Experimental Results and Numerical Insights

The experimental evaluation of #DBG2OLC includes assembling various genomes, ranging from small yeast genomes to large human mammalian genomes. The paper reports that the pipeline can assemble a 3 Gbp human genome in just 3 CPU days using 30x 3GS and 50x NGS data, a stark contrast to the hundreds of thousands of CPU hours required by existing 3GS-only methods. For example, a draft assembly with an N50 of 6 Mbp was achieved with significantly fewer resources, showcasing its practicality in resource-constrained environments.

When tested on a yeast dataset, #DBG2OLC displayed superior performance with fewer structural errors and high contiguity, suggesting its robustness and accuracy compared to established assemblers like HGAP, Falcon, and PacBioToCA. The software also performed competently on Oxford Nanopore data, successfully assembling an E. coli genome with less than 0.23% error.

Theoretical and Practical Implications

The strategy of utilizing compressed read overlaps offers theoretical advancements by effectively bridging the methodologies of DBG and OLC paradigms. Practically, the reduction in computational demand makes large-scale genome assemblies more accessible, aligning with the increasing throughput capabilities of sequencing technologies.

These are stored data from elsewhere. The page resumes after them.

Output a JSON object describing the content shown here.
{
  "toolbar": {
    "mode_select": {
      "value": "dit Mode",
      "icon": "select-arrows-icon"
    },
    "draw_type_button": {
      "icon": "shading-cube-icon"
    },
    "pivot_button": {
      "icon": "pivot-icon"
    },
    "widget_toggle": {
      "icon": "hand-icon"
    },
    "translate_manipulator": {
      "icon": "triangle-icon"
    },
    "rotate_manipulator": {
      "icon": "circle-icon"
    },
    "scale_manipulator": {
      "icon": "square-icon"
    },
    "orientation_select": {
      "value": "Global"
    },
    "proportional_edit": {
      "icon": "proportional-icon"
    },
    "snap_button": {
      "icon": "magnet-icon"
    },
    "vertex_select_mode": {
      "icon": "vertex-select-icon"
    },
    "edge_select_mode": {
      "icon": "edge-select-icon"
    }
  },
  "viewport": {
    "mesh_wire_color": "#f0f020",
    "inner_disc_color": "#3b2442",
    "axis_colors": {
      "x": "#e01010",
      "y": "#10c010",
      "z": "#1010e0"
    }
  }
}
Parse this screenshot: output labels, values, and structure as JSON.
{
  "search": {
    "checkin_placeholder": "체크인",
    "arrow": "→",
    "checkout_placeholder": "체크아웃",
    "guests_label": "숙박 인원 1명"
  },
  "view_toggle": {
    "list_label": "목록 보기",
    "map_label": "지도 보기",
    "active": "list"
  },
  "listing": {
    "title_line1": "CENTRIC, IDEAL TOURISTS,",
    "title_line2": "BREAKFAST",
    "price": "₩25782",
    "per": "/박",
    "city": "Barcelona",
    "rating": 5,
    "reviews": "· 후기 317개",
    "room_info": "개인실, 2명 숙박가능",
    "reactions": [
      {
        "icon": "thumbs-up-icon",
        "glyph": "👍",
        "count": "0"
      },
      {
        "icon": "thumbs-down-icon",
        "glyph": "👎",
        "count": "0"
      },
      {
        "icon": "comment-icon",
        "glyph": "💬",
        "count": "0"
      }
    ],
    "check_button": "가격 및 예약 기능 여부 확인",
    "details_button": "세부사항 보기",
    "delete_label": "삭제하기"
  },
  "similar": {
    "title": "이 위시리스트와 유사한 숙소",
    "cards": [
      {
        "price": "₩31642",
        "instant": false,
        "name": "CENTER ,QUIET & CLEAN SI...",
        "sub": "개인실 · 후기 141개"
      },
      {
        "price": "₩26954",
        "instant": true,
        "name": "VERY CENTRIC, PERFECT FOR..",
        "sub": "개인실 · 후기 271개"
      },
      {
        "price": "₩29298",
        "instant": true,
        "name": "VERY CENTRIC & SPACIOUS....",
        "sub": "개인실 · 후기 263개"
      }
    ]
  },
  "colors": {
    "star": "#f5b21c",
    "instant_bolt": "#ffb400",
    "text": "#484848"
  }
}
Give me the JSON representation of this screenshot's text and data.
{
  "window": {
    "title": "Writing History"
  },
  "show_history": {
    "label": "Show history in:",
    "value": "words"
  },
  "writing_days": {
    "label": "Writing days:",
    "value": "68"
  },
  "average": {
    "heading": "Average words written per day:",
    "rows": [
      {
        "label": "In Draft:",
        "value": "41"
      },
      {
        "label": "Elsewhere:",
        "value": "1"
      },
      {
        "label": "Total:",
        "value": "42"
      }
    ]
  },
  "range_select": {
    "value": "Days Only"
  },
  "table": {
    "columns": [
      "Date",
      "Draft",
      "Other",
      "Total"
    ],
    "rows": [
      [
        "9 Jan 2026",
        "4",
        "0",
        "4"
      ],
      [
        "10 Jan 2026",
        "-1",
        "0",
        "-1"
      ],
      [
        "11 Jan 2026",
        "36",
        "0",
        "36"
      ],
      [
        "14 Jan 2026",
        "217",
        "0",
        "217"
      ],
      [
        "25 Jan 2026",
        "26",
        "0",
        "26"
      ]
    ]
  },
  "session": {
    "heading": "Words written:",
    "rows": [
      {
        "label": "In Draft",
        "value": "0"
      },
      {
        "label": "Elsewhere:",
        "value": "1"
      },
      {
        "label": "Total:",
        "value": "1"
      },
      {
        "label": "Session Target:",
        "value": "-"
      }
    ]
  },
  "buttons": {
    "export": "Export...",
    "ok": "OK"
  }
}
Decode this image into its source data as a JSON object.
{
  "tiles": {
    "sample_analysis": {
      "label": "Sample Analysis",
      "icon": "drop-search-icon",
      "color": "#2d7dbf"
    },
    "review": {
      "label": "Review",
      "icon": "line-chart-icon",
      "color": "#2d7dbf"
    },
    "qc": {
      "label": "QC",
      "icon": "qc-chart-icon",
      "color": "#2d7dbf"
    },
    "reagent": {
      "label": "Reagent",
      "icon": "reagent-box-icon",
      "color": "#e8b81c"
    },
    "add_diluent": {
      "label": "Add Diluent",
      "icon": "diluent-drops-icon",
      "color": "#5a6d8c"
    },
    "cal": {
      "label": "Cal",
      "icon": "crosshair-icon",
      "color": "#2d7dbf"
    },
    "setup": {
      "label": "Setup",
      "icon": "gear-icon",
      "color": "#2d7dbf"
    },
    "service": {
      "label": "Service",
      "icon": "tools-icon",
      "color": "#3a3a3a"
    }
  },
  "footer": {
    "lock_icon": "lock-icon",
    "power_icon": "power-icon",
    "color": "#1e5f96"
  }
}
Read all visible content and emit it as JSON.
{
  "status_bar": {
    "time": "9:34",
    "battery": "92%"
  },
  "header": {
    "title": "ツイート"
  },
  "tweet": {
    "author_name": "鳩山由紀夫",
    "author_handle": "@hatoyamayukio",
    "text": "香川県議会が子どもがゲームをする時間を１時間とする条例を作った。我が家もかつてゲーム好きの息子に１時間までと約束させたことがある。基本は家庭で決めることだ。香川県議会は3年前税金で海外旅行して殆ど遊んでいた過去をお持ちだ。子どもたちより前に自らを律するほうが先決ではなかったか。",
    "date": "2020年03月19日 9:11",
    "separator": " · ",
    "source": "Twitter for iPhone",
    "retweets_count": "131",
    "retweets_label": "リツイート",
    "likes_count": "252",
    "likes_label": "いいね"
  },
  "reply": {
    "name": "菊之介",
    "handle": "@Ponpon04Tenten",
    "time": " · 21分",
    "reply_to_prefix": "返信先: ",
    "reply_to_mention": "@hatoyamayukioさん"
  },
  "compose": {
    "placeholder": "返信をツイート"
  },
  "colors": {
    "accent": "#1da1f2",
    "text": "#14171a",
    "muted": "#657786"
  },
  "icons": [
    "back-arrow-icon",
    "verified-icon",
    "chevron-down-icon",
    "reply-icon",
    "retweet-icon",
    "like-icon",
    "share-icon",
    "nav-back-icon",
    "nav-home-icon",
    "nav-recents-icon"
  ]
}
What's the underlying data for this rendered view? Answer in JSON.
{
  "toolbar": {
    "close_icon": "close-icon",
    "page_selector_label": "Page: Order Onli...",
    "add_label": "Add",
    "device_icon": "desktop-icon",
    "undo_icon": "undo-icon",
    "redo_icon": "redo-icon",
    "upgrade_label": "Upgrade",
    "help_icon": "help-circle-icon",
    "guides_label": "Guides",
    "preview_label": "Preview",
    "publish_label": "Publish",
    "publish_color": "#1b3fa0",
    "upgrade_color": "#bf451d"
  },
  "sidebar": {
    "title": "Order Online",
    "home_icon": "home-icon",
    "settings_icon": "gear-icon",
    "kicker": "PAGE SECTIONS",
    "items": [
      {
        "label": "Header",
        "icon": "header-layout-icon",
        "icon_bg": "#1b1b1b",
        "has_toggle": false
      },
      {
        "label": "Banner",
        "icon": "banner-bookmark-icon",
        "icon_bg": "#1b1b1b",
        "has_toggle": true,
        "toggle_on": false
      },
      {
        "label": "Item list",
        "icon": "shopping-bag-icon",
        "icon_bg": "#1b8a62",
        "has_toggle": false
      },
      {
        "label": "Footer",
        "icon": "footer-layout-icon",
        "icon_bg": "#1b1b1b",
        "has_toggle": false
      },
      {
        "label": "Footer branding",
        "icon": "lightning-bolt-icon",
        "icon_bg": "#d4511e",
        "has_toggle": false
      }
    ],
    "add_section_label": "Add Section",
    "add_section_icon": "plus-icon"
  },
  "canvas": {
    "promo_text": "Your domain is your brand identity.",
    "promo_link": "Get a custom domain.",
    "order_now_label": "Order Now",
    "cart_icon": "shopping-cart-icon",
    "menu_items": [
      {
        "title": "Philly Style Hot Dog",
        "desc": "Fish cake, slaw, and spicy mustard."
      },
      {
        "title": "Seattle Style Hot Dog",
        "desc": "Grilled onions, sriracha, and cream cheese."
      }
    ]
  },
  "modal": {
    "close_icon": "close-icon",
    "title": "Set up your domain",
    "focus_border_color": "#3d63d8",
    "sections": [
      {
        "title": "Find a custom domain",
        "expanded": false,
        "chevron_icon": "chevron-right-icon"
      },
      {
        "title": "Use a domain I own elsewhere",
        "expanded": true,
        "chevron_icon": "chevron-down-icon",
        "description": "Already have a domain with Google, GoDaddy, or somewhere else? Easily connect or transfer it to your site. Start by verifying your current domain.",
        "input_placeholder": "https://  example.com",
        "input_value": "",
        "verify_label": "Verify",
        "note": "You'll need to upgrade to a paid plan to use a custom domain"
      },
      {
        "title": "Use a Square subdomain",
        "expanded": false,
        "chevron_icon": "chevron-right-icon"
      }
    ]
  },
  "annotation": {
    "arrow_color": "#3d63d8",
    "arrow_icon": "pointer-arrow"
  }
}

The success of #DBG2OLC underscores the potential in hybrid methods for genome assembly as 3GS technologies become more prevalent. By alleviating error correction burdens and reducing sequencing demands, this method supports the transition towards more comprehensive genomic analyses and applications in various fields, including biotechnology and medical research.

Future Directions

The ongoing evolution and declining costs of sequencing platforms will likely amplify the significance of methods like #DBG2OLC. Future advancements may include improved error detection algorithms and integration with emerging sequencing technologies. This work quantitatively illustrates that addressing structural sequencing errors instead of exhaustive base-level corrections can substantially enhance practical genome assembly outcomes, paving the way for further improvements in assembly accuracy and efficiency.